Note sur la méthodologie Procyon Metals L’analyse combine une veille continue des textes réglementaires chinois (MOFCOM, Administration générale des douanes) et des cadres occidentaux sur les matières premières critiques, une lecture des mouvements de marché documentés (prix publiés, annonces de capacités, communications d’entreprises) et une étude détaillée des spécifications techniques des usages finaux, en particulier pour les radars AESA GaN/Ga2O3 et les programmes aéronautiques de défense.
Conclusion
L’enchaînement des événements depuis 2023 a transformé le gallium en baromètre très lisible des tensions entre politique industrielle, sécurité d’approvisionnement et supériorité technologique dans le domaine des radars. Les contrôles d’exportation chinois, la suspension ciblée vers les États‑Unis jusqu’en 2026 et l’industrialisation annoncée des radars AESA à oxyde de gallium convergent pour créer un environnement où les marges d’erreur se réduisent pour les grands programmes aéronautiques et de défense.
Sur le plan strictement factuel, la domination chinoise sur le raffinage, combinée à un cadre réglementaire de plus en plus sophistiqué, donne à Pékin un levier concret sur l’ensemble de la chaîne de valeur gallium.
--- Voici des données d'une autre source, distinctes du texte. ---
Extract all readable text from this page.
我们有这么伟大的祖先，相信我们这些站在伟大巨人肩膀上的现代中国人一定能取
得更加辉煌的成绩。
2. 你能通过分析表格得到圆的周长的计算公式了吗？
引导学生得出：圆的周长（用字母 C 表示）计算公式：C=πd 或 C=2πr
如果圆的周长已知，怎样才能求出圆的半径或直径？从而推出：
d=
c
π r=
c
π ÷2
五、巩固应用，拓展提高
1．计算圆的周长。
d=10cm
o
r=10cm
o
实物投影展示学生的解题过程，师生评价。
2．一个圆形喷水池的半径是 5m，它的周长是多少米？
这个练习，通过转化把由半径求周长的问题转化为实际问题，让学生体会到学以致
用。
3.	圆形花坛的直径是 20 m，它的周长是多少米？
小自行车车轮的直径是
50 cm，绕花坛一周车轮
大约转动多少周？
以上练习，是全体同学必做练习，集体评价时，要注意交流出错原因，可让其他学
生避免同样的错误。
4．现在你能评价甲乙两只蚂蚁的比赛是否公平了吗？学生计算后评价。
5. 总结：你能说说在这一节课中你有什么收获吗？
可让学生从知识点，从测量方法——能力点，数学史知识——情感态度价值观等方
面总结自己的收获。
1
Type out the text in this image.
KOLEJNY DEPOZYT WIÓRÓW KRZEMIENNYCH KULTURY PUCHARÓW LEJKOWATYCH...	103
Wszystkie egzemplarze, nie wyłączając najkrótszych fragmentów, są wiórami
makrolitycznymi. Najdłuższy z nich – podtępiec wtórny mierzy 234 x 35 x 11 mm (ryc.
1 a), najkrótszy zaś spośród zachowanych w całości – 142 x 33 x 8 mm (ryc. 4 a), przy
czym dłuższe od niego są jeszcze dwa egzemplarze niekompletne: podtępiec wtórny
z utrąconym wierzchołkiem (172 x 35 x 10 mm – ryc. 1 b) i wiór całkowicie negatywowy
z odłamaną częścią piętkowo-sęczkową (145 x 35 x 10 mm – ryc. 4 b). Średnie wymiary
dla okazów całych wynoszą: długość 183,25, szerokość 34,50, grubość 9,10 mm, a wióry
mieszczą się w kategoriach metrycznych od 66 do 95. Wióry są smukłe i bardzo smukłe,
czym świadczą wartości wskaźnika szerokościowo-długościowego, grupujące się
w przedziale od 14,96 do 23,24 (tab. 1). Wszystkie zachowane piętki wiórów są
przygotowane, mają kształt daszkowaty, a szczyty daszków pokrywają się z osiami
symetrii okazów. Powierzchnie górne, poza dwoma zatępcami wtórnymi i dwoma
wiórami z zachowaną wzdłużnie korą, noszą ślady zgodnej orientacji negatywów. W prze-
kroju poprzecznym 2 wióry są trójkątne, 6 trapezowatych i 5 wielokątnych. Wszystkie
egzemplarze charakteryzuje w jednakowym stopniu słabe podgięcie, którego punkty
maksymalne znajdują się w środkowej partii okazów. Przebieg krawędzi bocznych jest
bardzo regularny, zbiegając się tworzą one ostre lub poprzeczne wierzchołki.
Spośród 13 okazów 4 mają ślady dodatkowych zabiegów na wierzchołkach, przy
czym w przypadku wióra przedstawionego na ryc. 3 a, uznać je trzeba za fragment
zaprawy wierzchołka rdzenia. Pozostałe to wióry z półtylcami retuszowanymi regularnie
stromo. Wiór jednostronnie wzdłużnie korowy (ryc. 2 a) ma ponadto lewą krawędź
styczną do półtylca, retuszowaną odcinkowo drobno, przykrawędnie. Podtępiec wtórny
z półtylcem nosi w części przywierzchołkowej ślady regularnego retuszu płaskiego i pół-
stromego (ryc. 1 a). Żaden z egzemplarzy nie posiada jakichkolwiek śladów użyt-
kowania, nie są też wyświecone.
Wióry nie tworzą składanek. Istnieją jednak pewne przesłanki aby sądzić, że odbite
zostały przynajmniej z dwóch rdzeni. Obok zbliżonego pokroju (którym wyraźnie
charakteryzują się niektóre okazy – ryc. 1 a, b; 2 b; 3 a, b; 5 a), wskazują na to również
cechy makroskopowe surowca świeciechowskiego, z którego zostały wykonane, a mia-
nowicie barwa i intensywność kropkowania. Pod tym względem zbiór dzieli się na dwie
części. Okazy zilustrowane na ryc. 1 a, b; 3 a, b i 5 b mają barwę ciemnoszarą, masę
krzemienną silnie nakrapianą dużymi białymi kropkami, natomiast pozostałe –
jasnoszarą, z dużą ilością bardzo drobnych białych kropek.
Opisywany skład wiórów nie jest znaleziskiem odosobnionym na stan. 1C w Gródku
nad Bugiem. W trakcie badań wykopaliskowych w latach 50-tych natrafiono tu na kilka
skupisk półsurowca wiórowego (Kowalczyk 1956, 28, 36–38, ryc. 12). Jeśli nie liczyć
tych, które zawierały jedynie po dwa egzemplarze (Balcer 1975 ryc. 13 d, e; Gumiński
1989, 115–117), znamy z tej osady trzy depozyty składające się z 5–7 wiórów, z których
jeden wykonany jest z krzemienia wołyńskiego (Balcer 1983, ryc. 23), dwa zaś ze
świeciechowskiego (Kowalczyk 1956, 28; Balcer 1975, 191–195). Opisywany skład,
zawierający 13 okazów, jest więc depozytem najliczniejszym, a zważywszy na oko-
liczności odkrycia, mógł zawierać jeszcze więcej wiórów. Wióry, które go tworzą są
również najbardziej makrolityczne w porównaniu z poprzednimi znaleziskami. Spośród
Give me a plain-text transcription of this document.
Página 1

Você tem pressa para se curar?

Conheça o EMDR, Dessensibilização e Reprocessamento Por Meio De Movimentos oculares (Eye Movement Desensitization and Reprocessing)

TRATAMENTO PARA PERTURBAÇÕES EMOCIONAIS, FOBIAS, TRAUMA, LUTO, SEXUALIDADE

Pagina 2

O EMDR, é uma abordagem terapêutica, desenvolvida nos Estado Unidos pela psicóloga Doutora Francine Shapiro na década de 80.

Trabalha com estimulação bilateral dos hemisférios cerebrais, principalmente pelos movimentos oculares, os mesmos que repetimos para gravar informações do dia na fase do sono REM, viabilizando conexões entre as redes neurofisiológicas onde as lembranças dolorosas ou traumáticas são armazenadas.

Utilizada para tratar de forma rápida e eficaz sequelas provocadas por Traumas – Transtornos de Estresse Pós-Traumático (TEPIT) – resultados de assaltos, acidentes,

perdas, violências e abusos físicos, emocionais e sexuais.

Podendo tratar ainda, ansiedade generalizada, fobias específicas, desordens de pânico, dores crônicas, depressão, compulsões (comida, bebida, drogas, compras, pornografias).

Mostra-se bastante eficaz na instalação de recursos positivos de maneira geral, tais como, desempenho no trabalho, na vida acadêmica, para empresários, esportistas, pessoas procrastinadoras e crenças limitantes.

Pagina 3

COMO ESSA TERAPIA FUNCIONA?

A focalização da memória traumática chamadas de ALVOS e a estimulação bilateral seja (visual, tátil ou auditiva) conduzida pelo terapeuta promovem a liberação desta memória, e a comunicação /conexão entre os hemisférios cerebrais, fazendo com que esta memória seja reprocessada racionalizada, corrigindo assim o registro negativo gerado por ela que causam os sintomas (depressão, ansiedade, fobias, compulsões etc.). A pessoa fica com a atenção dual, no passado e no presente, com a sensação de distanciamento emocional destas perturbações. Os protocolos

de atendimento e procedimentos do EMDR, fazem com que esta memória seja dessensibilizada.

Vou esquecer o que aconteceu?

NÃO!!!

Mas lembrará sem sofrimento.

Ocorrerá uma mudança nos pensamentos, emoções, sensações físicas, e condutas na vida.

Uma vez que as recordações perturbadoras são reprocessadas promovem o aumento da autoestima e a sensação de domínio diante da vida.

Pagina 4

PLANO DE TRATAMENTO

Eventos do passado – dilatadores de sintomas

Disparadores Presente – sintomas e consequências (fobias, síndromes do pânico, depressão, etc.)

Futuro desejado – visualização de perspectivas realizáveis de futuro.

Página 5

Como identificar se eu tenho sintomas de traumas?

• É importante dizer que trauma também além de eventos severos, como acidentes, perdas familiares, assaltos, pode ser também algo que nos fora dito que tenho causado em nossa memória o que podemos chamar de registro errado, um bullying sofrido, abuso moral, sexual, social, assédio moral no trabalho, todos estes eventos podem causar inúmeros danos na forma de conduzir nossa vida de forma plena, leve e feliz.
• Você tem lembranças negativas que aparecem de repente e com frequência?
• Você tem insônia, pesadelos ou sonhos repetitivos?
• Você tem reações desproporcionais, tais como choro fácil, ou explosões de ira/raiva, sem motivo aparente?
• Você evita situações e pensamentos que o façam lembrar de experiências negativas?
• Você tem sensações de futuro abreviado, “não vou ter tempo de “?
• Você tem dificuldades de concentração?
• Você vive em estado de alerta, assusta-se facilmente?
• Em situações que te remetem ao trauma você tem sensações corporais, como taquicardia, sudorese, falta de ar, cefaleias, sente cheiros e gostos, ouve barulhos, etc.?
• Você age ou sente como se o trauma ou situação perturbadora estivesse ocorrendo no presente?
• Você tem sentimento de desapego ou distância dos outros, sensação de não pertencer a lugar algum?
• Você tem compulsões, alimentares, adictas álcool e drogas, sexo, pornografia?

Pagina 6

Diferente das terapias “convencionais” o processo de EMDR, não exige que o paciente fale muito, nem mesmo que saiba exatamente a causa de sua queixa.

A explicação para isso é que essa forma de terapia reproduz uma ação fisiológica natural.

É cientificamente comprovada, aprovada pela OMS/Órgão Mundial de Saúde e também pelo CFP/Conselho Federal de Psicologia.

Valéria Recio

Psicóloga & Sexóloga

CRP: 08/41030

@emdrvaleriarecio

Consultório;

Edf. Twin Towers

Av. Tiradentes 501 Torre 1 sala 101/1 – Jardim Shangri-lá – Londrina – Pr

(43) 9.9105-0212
Dans les opérations industrielles documentées par Procyon Metals, ce levier se traduit déjà par des ajustements de contrats, de sourcing et de gouvernance des risques, avec un effort notable pour accroître la traçabilité et la part de gallium non chinois, y compris via le recyclage.
La trajectoire exacte des radars AESA Ga2O3 chinois, leur impact comparatif face aux architectures GaN existantes et la capacité des acteurs occidentaux à étoffer des chaînes d’approvisionnement alternatives restent des inconnues critiques. Ce qui apparaît en revanche clairement, c’est que le gallium s’est imposé comme un pilier stratégique de la puissance aérienne et de la supériorité informationnelle, au même titre que les moteurs ou les capteurs électro‑optiques.
Dans ce contexte, Procyon Metals maintient une surveillance active des signaux faibles réglementaires, industriels et technologiques liés au gallium, au Ga2O3 et aux radars AESA, considérant que ces signaux définiront en grande partie la configuration future des chaînes d’approvisionnement défense et la répartition des avantages technologiques entre grandes puissances.